To end the started confusion about EnRUPT, it is not just a tiny block cipher like the TEA, XTEA or XXTEA. EnRUPT round function can also be used continuously in different stream modes. For example, RUPT-256 stream cipher can be implemented in plain C as follows:
#define sw 8 // 256-bit security
#define xw (4*sw) // means 1024-bit state
// one (ir1) round: same as (er1), only adding the word
// half of the state away to the 32-bit accumulator d
// added once on every round instead of the key word
#define ir1(p) (f=rotr32(2*x[(r-1)%xw]^x[(r+1)%xw]^d^r,8)*9,\
x[r%xw]^=f,d^=f^p^x[(xw/2+r++)%xw])

// the complete [double] stream cipher round,
// returning accumulator d value as keystream
#define rupt(p) (ir1(0), ir1(p))
// Complete RUPT
{
// [default: 256-bit] key followed by [default: 256-bit] IV
u32 key[key_words], iv[iv_words];
// secret state: 4*security, accumulator and round index
u32 x[xw], d, r;
// local variables
u32 i, t;
// plaintext <=> ciphertext
u32 text[data_words];
...
// initialise, load the key, the IV, seal
for (i = 0; i < xw; i++) x[i] = 0; d = 0; r = 1;
for (i = 0; i < key_words; i++) d = rupt(0) ^ key[i];
for (i = 0; i < iv_words; i++) d = rupt(0) ^ iv[i];
for (i = 0; i < 2*xw; i++) rupt(0);
...
// to encrypt or decrypt:
for (i = 0; i < data_words; i++) text[i] ^= rupt(0);
}
That’s all. The above code is complete RUPT [EnRUPT used as a stream cipher]. Its speed is about the same [so far] as Salsa20/12 on Core 2 Duo with a significantly smaller and simpler code. That is about 3 times faster than RC4, while fitting in half of its memory even for 256-bit security and without the pain of implementing RC4 in ASIC/FPGA or Salsa20 on 8-bit processors. Any PRNG that produces 32-bit numbers can be quickly and easily replaced with RUPT to provide top speed and perfect randomness of a secure stream cipher at the same time.

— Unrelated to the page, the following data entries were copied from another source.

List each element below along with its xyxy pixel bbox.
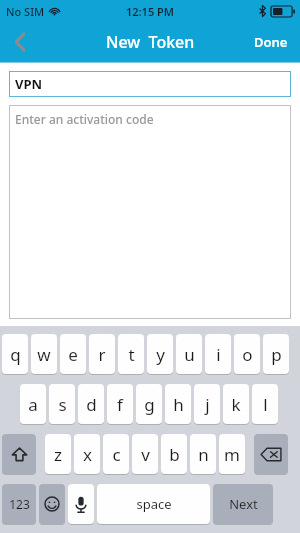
- button[interactable]: z: [45, 434, 71, 474]
- staticText: No SIM: [6, 4, 45, 19]
- staticText: space: [136, 495, 172, 513]
- button[interactable]: [68, 484, 94, 524]
- staticText: g: [144, 393, 155, 416]
- staticText: x: [83, 443, 92, 466]
- staticText: p: [271, 343, 282, 366]
- other: Voice input: [68, 484, 94, 524]
- button[interactable]: j: [194, 384, 220, 424]
- staticText: j: [205, 393, 210, 416]
- other: Shift: [2, 434, 36, 474]
- staticText: o: [242, 343, 253, 366]
- button[interactable]: q: [2, 334, 28, 374]
- button[interactable]: a: [20, 384, 46, 424]
- staticText: VPN: [15, 75, 43, 93]
- staticText: z: [54, 443, 62, 466]
- button[interactable]: VPN: [9, 71, 291, 97]
- staticText: Next: [229, 495, 258, 513]
- staticText: q: [10, 343, 21, 366]
- button[interactable]: w: [31, 334, 57, 374]
- button[interactable]: v: [132, 434, 158, 474]
- button[interactable]: t: [118, 334, 144, 374]
- button[interactable]: u: [176, 334, 202, 374]
- button[interactable]: s: [49, 384, 75, 424]
- button[interactable]: [39, 484, 65, 524]
- staticText: Enter an activation code: [15, 111, 154, 127]
- button[interactable]: Enter an activation code: [9, 105, 291, 319]
- staticText: s: [58, 393, 67, 416]
- staticText: y: [156, 343, 165, 366]
- staticText: w: [37, 343, 51, 366]
- button[interactable]: f: [107, 384, 133, 424]
- staticText: f: [117, 393, 123, 416]
- button[interactable]: d: [78, 384, 104, 424]
- staticText: k: [231, 393, 241, 416]
- staticText: n: [198, 443, 209, 466]
- staticText: h: [173, 393, 184, 416]
- staticText: t: [128, 343, 135, 366]
- button[interactable]: o: [234, 334, 260, 374]
- button[interactable]: k: [223, 384, 249, 424]
- button[interactable]: n: [190, 434, 216, 474]
- button[interactable]: Back: [0, 22, 40, 62]
- staticText: 123: [9, 496, 30, 512]
- button[interactable]: Next: [213, 484, 273, 524]
- button[interactable]: [2, 434, 36, 474]
- button[interactable]: p: [263, 334, 289, 374]
- button[interactable]: b: [161, 434, 187, 474]
- button[interactable]: c: [103, 434, 129, 474]
- button[interactable]: y: [147, 334, 173, 374]
- button[interactable]: i: [205, 334, 231, 374]
- staticText: Done: [254, 33, 288, 51]
- staticText: e: [68, 343, 78, 366]
- staticText: c: [112, 443, 121, 466]
- button[interactable]: l: [252, 384, 278, 424]
- staticText: u: [184, 343, 195, 366]
- staticText: d: [86, 393, 97, 416]
- other: Delete: [254, 434, 288, 474]
- button[interactable]: [254, 434, 288, 474]
- staticText: a: [28, 393, 38, 416]
- button[interactable]: x: [74, 434, 100, 474]
- button[interactable]: g: [136, 384, 162, 424]
- button[interactable]: space: [97, 484, 210, 524]
- button[interactable]: e: [60, 334, 86, 374]
- button[interactable]: Done: [250, 27, 292, 57]
- button[interactable]: 123: [2, 484, 36, 524]
- button[interactable]: h: [165, 384, 191, 424]
- other: Emoji: [39, 484, 65, 524]
- staticText: 12:15 PM: [126, 4, 175, 19]
- staticText: i: [216, 343, 221, 366]
- staticText: v: [141, 443, 150, 466]
- staticText: r: [98, 343, 106, 366]
- staticText: b: [169, 443, 180, 466]
- staticText: m: [224, 443, 240, 466]
- staticText: l: [263, 393, 268, 416]
- button[interactable]: m: [219, 434, 245, 474]
- staticText: New Token: [106, 31, 195, 53]
- button[interactable]: r: [89, 334, 115, 374]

Note: the only advantage of Salsa20 is its operation in CTR mode, which allows fast forwarding to any block in the stream. If it is ever required, RUPT can also be used in CTR mode, but with any desired block size. The per-block counter loading/sealing overhead is insignificant for sufficiently large blocks that are encrypted only one word at a time anyway.